Por mais que seja tentador usar o enorme ferramental à disposição para resolver os menores problemas do dia a dia, não devemos subestimar nossa capacidade de alongar e complicar tarefas simples. Caso contrário, corre-se o risco de investir recursos que são escassos na busca do parafuso “mais bonito”, quando o problema pode ser resolvido por um pequeno prego.

Quando se trata de gerenciamento de projetos, as empresas já perceberam que é preciso desenvolver um conjunto de habilidades e ferramentas para lidar de forma positiva com as mudanças, e a melhor solução para essa necessidade tem sido gerir projetos de forma assertiva.

É como se, de forma contínua, estivéssemos atualizando as opções que teremos disponíveis quando abrimos uma caixa de ferramentas para corrigir um problema.

Alguns fatores são, portanto, o caminho para que um negócio prospere nesse cenário: capacidade de se adaptar, agilidade, planejamento voltado para tendências e estratégias de gestão de projetos para viabilizar a solução ao que foi levantado.
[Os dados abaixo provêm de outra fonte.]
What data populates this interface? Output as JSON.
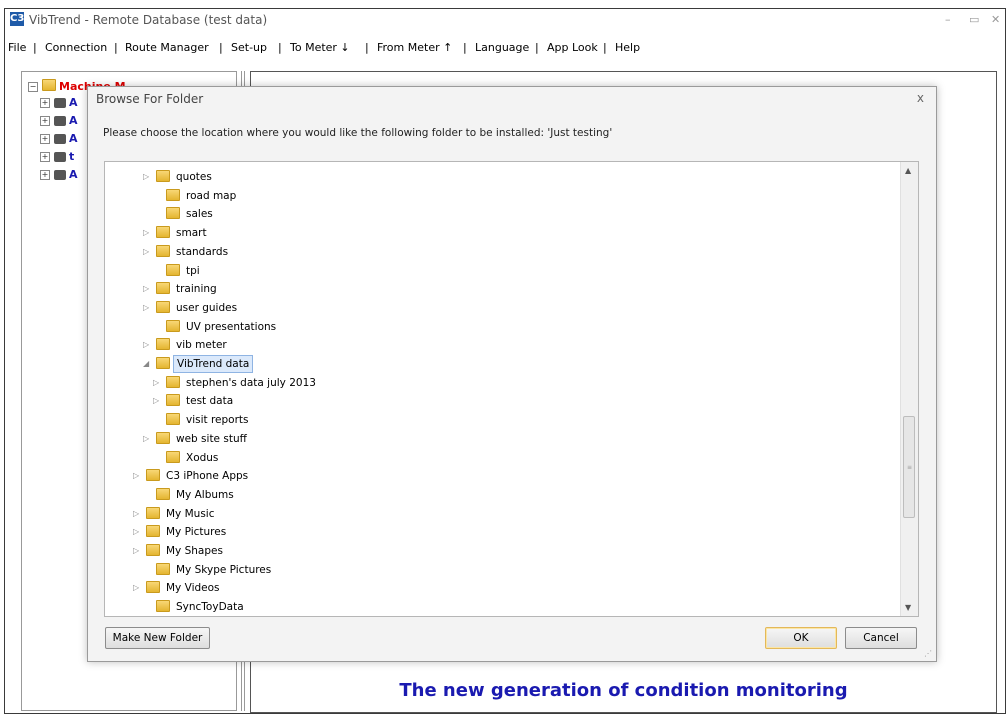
{
  "window": {
    "title": "VibTrend - Remote Database (test data)",
    "icon_text": "C3",
    "minimize": "–",
    "restore": "▭",
    "close": "✕"
  },
  "menu": [
    "File",
    "|",
    "Connection",
    "|",
    "Route Manager",
    "|",
    "Set-up",
    "|",
    "To Meter ↓",
    "|",
    "From Meter ↑",
    "|",
    "Language",
    "|",
    "App Look",
    "|",
    "Help"
  ],
  "left_tree": {
    "root_label": "Machine M",
    "children": [
      "A",
      "A",
      "A",
      "t",
      "A"
    ]
  },
  "footer_text": "The new generation of condition monitoring",
  "dialog": {
    "title": "Browse For Folder",
    "close": "x",
    "message": "Please choose the location where you would like the following folder to be installed: 'Just testing'",
    "folders": [
      {
        "label": "quotes",
        "expandable": true
      },
      {
        "label": "road map",
        "expandable": false
      },
      {
        "label": "sales",
        "expandable": false
      },
      {
        "label": "smart",
        "expandable": true
      },
      {
        "label": "standards",
        "expandable": true
      },
      {
        "label": "tpi",
        "expandable": false
      },
      {
        "label": "training",
        "expandable": true
      },
      {
        "label": "user guides",
        "expandable": true
      },
      {
        "label": "UV presentations",
        "expandable": false
      },
      {
        "label": "vib meter",
        "expandable": true
      },
      {
        "label": "VibTrend data",
        "expandable": true,
        "expanded": true,
        "selected": true
      },
      {
        "label": "stephen's data july 2013",
        "expandable": true
      },
      {
        "label": "test data",
        "expandable": true
      },
      {
        "label": "visit reports",
        "expandable": false
      },
      {
        "label": "web site stuff",
        "expandable": true
      },
      {
        "label": "Xodus",
        "expandable": false
      },
      {
        "label": "C3 iPhone Apps",
        "expandable": true
      },
      {
        "label": "My Albums",
        "expandable": false
      },
      {
        "label": "My Music",
        "expandable": true
      },
      {
        "label": "My Pictures",
        "expandable": true
      },
      {
        "label": "My Shapes",
        "expandable": true
      },
      {
        "label": "My Skype Pictures",
        "expandable": false
      },
      {
        "label": "My Videos",
        "expandable": true
      },
      {
        "label": "SyncToyData",
        "expandable": false
      }
    ],
    "buttons": {
      "make_new_folder": "Make New Folder",
      "ok": "OK",
      "cancel": "Cancel"
    }
  }
}
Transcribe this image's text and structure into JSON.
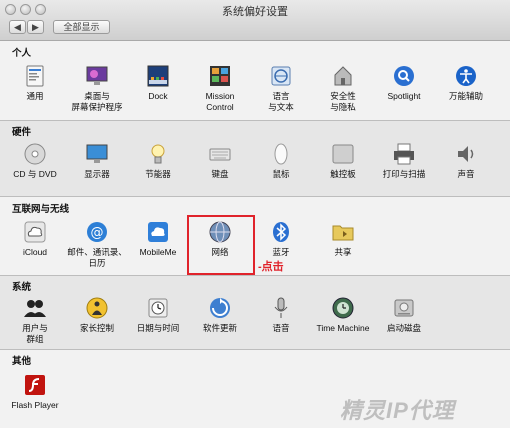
{
  "window": {
    "title": "系统偏好设置",
    "show_all": "全部显示"
  },
  "sections": [
    {
      "header": "个人",
      "items": [
        {
          "label": "通用",
          "icon": "general-icon"
        },
        {
          "label": "桌面与\n屏幕保护程序",
          "icon": "desktop-icon"
        },
        {
          "label": "Dock",
          "icon": "dock-icon"
        },
        {
          "label": "Mission\nControl",
          "icon": "mission-control-icon"
        },
        {
          "label": "语言\n与文本",
          "icon": "language-icon"
        },
        {
          "label": "安全性\n与隐私",
          "icon": "security-icon"
        },
        {
          "label": "Spotlight",
          "icon": "spotlight-icon"
        },
        {
          "label": "万能辅助",
          "icon": "accessibility-icon"
        }
      ]
    },
    {
      "header": "硬件",
      "items": [
        {
          "label": "CD 与 DVD",
          "icon": "cd-icon"
        },
        {
          "label": "显示器",
          "icon": "display-icon"
        },
        {
          "label": "节能器",
          "icon": "energy-saver-icon"
        },
        {
          "label": "键盘",
          "icon": "keyboard-icon"
        },
        {
          "label": "鼠标",
          "icon": "mouse-icon"
        },
        {
          "label": "触控板",
          "icon": "trackpad-icon"
        },
        {
          "label": "打印与扫描",
          "icon": "printer-icon"
        },
        {
          "label": "声音",
          "icon": "sound-icon"
        }
      ]
    },
    {
      "header": "互联网与无线",
      "items": [
        {
          "label": "iCloud",
          "icon": "icloud-icon"
        },
        {
          "label": "邮件、通讯录、\n日历",
          "icon": "mail-icon"
        },
        {
          "label": "MobileMe",
          "icon": "mobileme-icon"
        },
        {
          "label": "网络",
          "icon": "network-icon"
        },
        {
          "label": "蓝牙",
          "icon": "bluetooth-icon"
        },
        {
          "label": "共享",
          "icon": "sharing-icon"
        }
      ]
    },
    {
      "header": "系统",
      "items": [
        {
          "label": "用户与\n群组",
          "icon": "users-icon"
        },
        {
          "label": "家长控制",
          "icon": "parental-icon"
        },
        {
          "label": "日期与时间",
          "icon": "clock-icon"
        },
        {
          "label": "软件更新",
          "icon": "update-icon"
        },
        {
          "label": "语音",
          "icon": "microphone-icon"
        },
        {
          "label": "Time Machine",
          "icon": "time-machine-icon"
        },
        {
          "label": "启动磁盘",
          "icon": "disk-icon"
        }
      ]
    },
    {
      "header": "其他",
      "items": [
        {
          "label": "Flash Player",
          "icon": "flash-icon"
        }
      ]
    }
  ],
  "annotation": "-点击",
  "watermark": "精灵IP代理",
  "colors": {
    "highlight": "#e0232b"
  }
}
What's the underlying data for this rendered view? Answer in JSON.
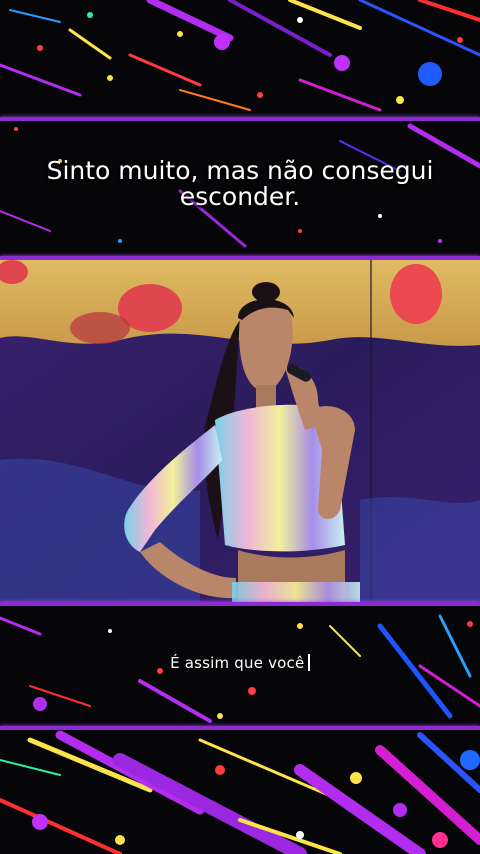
{
  "captions": {
    "top_line1": "Sinto muito, mas não consegui",
    "top_line2": "esconder.",
    "bottom": "É assim que você"
  },
  "colors": {
    "divider": "#8b2cd0",
    "background": "#060508",
    "stage_wall": "#d9b25c",
    "stage_purple": "#35205e"
  },
  "icons": {
    "cursor": "text-cursor"
  }
}
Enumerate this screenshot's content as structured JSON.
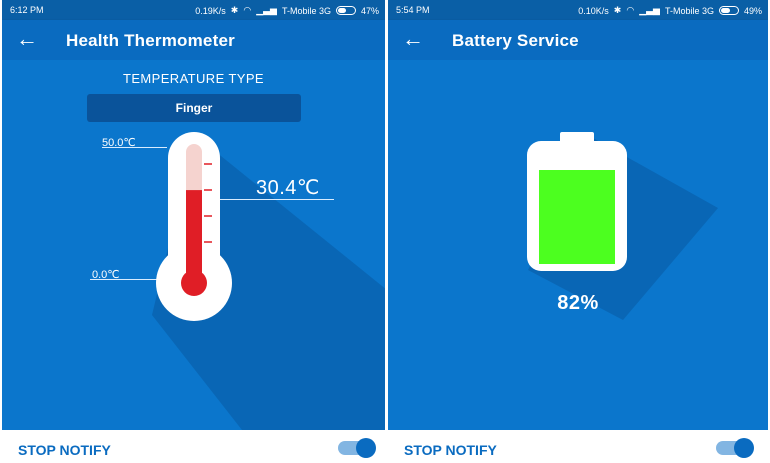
{
  "left_screen": {
    "status": {
      "time": "6:12 PM",
      "speed": "0.19K/s",
      "carrier": "T-Mobile 3G",
      "battery": "47%",
      "battery_level": 0.47
    },
    "app_bar": {
      "back_icon": "arrow-left-icon",
      "title": "Health Thermometer"
    },
    "temperature_type": {
      "label": "TEMPERATURE TYPE",
      "selected": "Finger"
    },
    "thermometer": {
      "max_label": "50.0℃",
      "min_label": "0.0℃",
      "reading": "30.4℃",
      "min": 0,
      "max": 50,
      "value": 30.4
    },
    "bottom": {
      "stop_notify": "STOP NOTIFY",
      "toggle_on": true
    }
  },
  "right_screen": {
    "status": {
      "time": "5:54 PM",
      "speed": "0.10K/s",
      "carrier": "T-Mobile 3G",
      "battery": "49%",
      "battery_level": 0.49
    },
    "app_bar": {
      "back_icon": "arrow-left-icon",
      "title": "Battery Service"
    },
    "battery": {
      "percent_text": "82%",
      "level": 0.82,
      "fill_color": "#4cff1f"
    },
    "bottom": {
      "stop_notify": "STOP NOTIFY",
      "toggle_on": true
    }
  },
  "colors": {
    "primary_dark": "#0a5fa6",
    "primary": "#0a6bc0",
    "background": "#0b76cc",
    "mercury": "#e01e26",
    "accent": "#0a6bc0"
  }
}
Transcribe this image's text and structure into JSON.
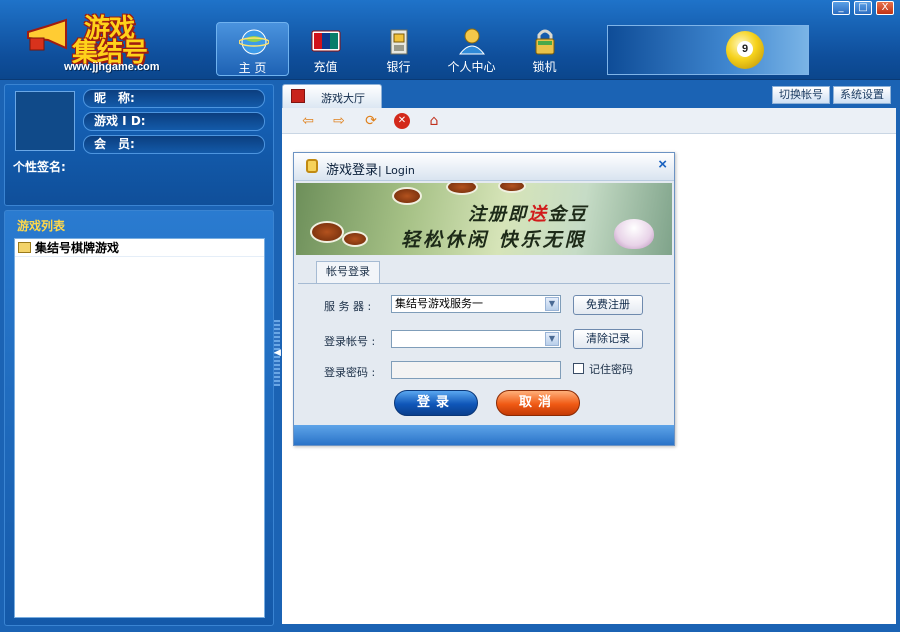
{
  "app": {
    "logo_line1": "游戏",
    "logo_line2": "集结号",
    "logo_url": "www.jjhgame.com"
  },
  "nav": [
    {
      "label": "主 页",
      "icon": "globe-icon",
      "active": true
    },
    {
      "label": "充值",
      "icon": "unionpay-card-icon",
      "active": false
    },
    {
      "label": "银行",
      "icon": "bank-building-icon",
      "active": false
    },
    {
      "label": "个人中心",
      "icon": "user-center-icon",
      "active": false
    },
    {
      "label": "锁机",
      "icon": "padlock-icon",
      "active": false
    }
  ],
  "banner_ball_number": "9",
  "window_controls": [
    "_",
    "□",
    "X"
  ],
  "profile": {
    "nickname_label": "昵　称:",
    "id_label": "游戏 I D:",
    "member_label": "会　员:",
    "signature_label": "个性签名:"
  },
  "games": {
    "title": "游戏列表",
    "items": [
      {
        "label": "集结号棋牌游戏"
      }
    ]
  },
  "tabs": {
    "active_label": "游戏大厅",
    "switch_account": "切换帐号",
    "system_settings": "系统设置"
  },
  "toolbar": {
    "back": "⇦",
    "forward": "⇨",
    "refresh": "⟳",
    "stop": "✕",
    "home": "⌂"
  },
  "login_dialog": {
    "title": "游戏登录",
    "title_en": "| Login",
    "close": "×",
    "banner_line1_a": "注册即",
    "banner_line1_highlight": "送",
    "banner_line1_b": "金豆",
    "banner_line2": "轻松休闲  快乐无限",
    "tab_label": "帐号登录",
    "server_label": "服 务 器 :",
    "server_value": "集结号游戏服务一",
    "account_label": "登录帐号 :",
    "account_value": "",
    "password_label": "登录密码 :",
    "free_register": "免费注册",
    "clear_records": "清除记录",
    "remember_password": "记住密码",
    "remember_checked": false,
    "login_button": "登录",
    "cancel_button": "取消"
  },
  "colors": {
    "frame_blue": "#1b63b4",
    "accent_yellow": "#ffd21a",
    "login_blue": "#0f56b8",
    "cancel_orange": "#f05a14"
  }
}
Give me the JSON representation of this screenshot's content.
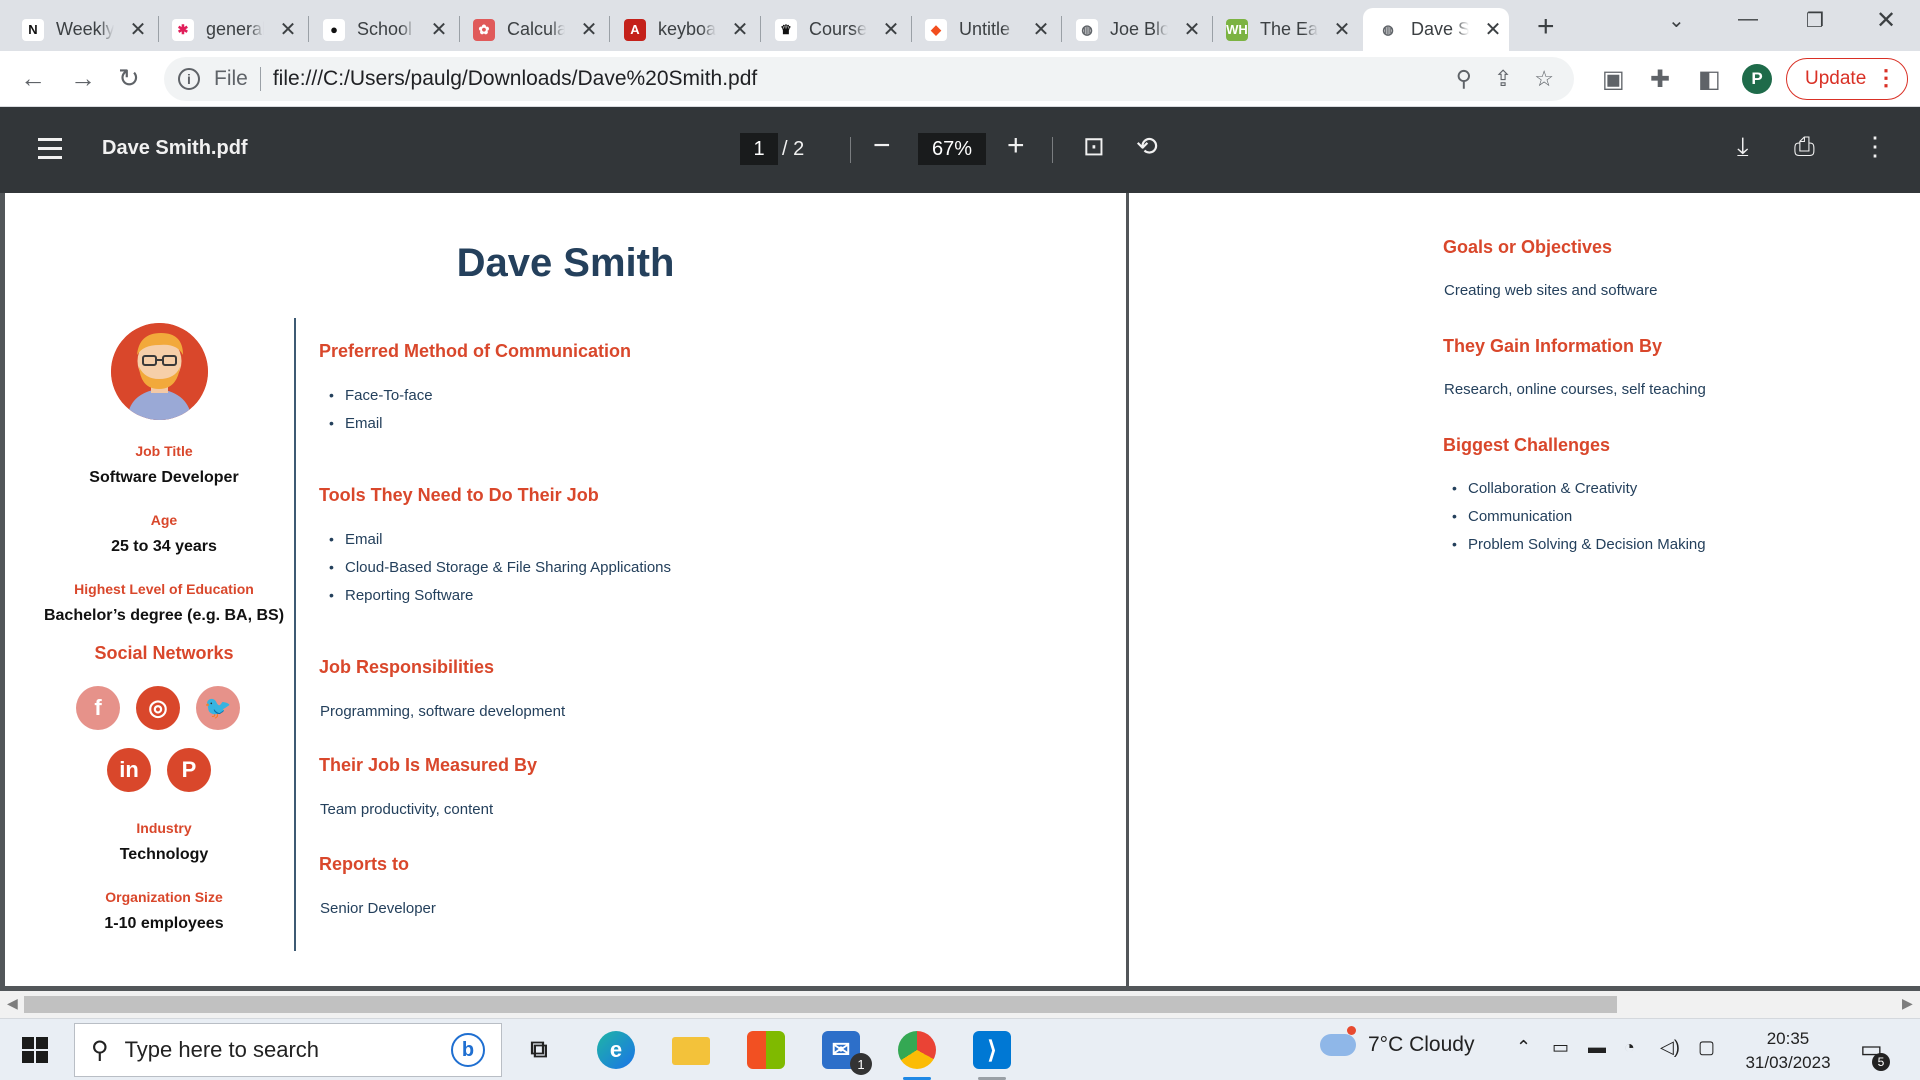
{
  "tabs": [
    {
      "title": "Weekly",
      "icon": "notion-icon",
      "glyph": "N",
      "bg": "#ffffff",
      "fg": "#111111"
    },
    {
      "title": "general",
      "icon": "slack-icon",
      "glyph": "✱",
      "bg": "#ffffff",
      "fg": "#e01e5a"
    },
    {
      "title": "School",
      "icon": "github-icon",
      "glyph": "●",
      "bg": "#ffffff",
      "fg": "#111111"
    },
    {
      "title": "Calcula",
      "icon": "openai-icon",
      "glyph": "✿",
      "bg": "#e05a5a",
      "fg": "#ffffff"
    },
    {
      "title": "keyboa",
      "icon": "acrobat-icon",
      "glyph": "A",
      "bg": "#c4211a",
      "fg": "#ffffff"
    },
    {
      "title": "Course",
      "icon": "crown-icon",
      "glyph": "♛",
      "bg": "#ffffff",
      "fg": "#111111"
    },
    {
      "title": "Untitle",
      "icon": "figma-icon",
      "glyph": "◆",
      "bg": "#ffffff",
      "fg": "#f24e1e"
    },
    {
      "title": "Joe Blo",
      "icon": "globe-icon",
      "glyph": "◍",
      "bg": "#ffffff",
      "fg": "#5f6368"
    },
    {
      "title": "The Ea",
      "icon": "wh-icon",
      "glyph": "WH",
      "bg": "#7cb342",
      "fg": "#ffffff"
    },
    {
      "title": "Dave S",
      "icon": "globe-icon",
      "glyph": "◍",
      "bg": "#ffffff",
      "fg": "#5f6368"
    }
  ],
  "address": {
    "scheme_label": "File",
    "url": "file:///C:/Users/paulg/Downloads/Dave%20Smith.pdf"
  },
  "profile_initial": "P",
  "update_label": "Update",
  "pdf": {
    "filename": "Dave Smith.pdf",
    "current_page": "1",
    "total_pages": "/  2",
    "zoom": "67%"
  },
  "persona": {
    "name": "Dave Smith",
    "fields": [
      {
        "label": "Job Title",
        "value": "Software Developer"
      },
      {
        "label": "Age",
        "value": "25 to 34 years"
      },
      {
        "label": "Highest Level of Education",
        "value": "Bachelor’s degree (e.g. BA, BS)"
      }
    ],
    "social_heading": "Social Networks",
    "social": [
      {
        "name": "facebook-icon",
        "glyph": "f",
        "color": "#e6928a"
      },
      {
        "name": "instagram-icon",
        "glyph": "◎",
        "color": "#d9472b"
      },
      {
        "name": "twitter-icon",
        "glyph": "🐦",
        "color": "#e6928a"
      },
      {
        "name": "linkedin-icon",
        "glyph": "in",
        "color": "#d9472b"
      },
      {
        "name": "pinterest-icon",
        "glyph": "P",
        "color": "#d9472b"
      }
    ],
    "fields_bottom": [
      {
        "label": "Industry",
        "value": "Technology"
      },
      {
        "label": "Organization Size",
        "value": "1-10 employees"
      }
    ],
    "sections": {
      "communication": {
        "heading": "Preferred Method of Communication",
        "items": [
          "Face-To-face",
          "Email"
        ]
      },
      "tools": {
        "heading": "Tools They Need to Do Their Job",
        "items": [
          "Email",
          "Cloud-Based Storage & File Sharing Applications",
          "Reporting Software"
        ]
      },
      "responsibilities": {
        "heading": "Job Responsibilities",
        "text": "Programming, software development"
      },
      "measured": {
        "heading": "Their Job Is Measured By",
        "text": "Team productivity, content"
      },
      "reports": {
        "heading": "Reports to",
        "text": "Senior Developer"
      },
      "goals": {
        "heading": "Goals or Objectives",
        "text": "Creating web sites and software"
      },
      "info": {
        "heading": "They Gain Information By",
        "text": "Research, online courses, self teaching"
      },
      "challenges": {
        "heading": "Biggest Challenges",
        "items": [
          "Collaboration & Creativity",
          "Communication",
          "Problem Solving & Decision Making"
        ]
      }
    }
  },
  "taskbar": {
    "search_placeholder": "Type here to search",
    "mail_badge": "1",
    "weather": "7°C  Cloudy",
    "time": "20:35",
    "date": "31/03/2023",
    "notifications": "5"
  },
  "colors": {
    "accent": "#d9472b",
    "heading": "#24405c",
    "viewer_bar": "#323639"
  }
}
Diante dessa realidade, aumenta a cada dia a importância da eficácia dos projetos e, na mesma proporção, a disseminação de conhecimentos que envolvem o gerenciamento de projetos em resposta às exigências do mercado.

A abordagem tradicional e a abordagem ágil são exemplos de metodologias que o gerente de projetos precisa conhecer e entender para saber quando cada uma poderá trazer valor ao projeto como um todo, e para as pessoas que estão envolvidas nele.

O cuidado que se deve tomar é apenas o de não tentar transformar uma metodologia na outra, trazendo burocratização extrema ao Scrum ou simplismo para processos importantes do PMBOK.

O respeito às premissas de cada modelo é importante, assim como saber escolher a dedo o que cada um pode agregar aos objetivos de cada projeto.

Analise os pontos positivos e negativos desses métodos de gestão de projetos, reconheça em quais projetos eles se aplicam e quais projetos deverão ser conduzidos em um método ou em outro. Conforme compreendemos o que está por trás da filosofia de cada método, vemos que em um mesmo projeto temos a chance de usar todos os prós de cada metodologia.

E assim, pouco a pouco, você vai formando sua caixa de ferramentas e a deixando mais robusta e preparada para os desafios que podem vir pela frente.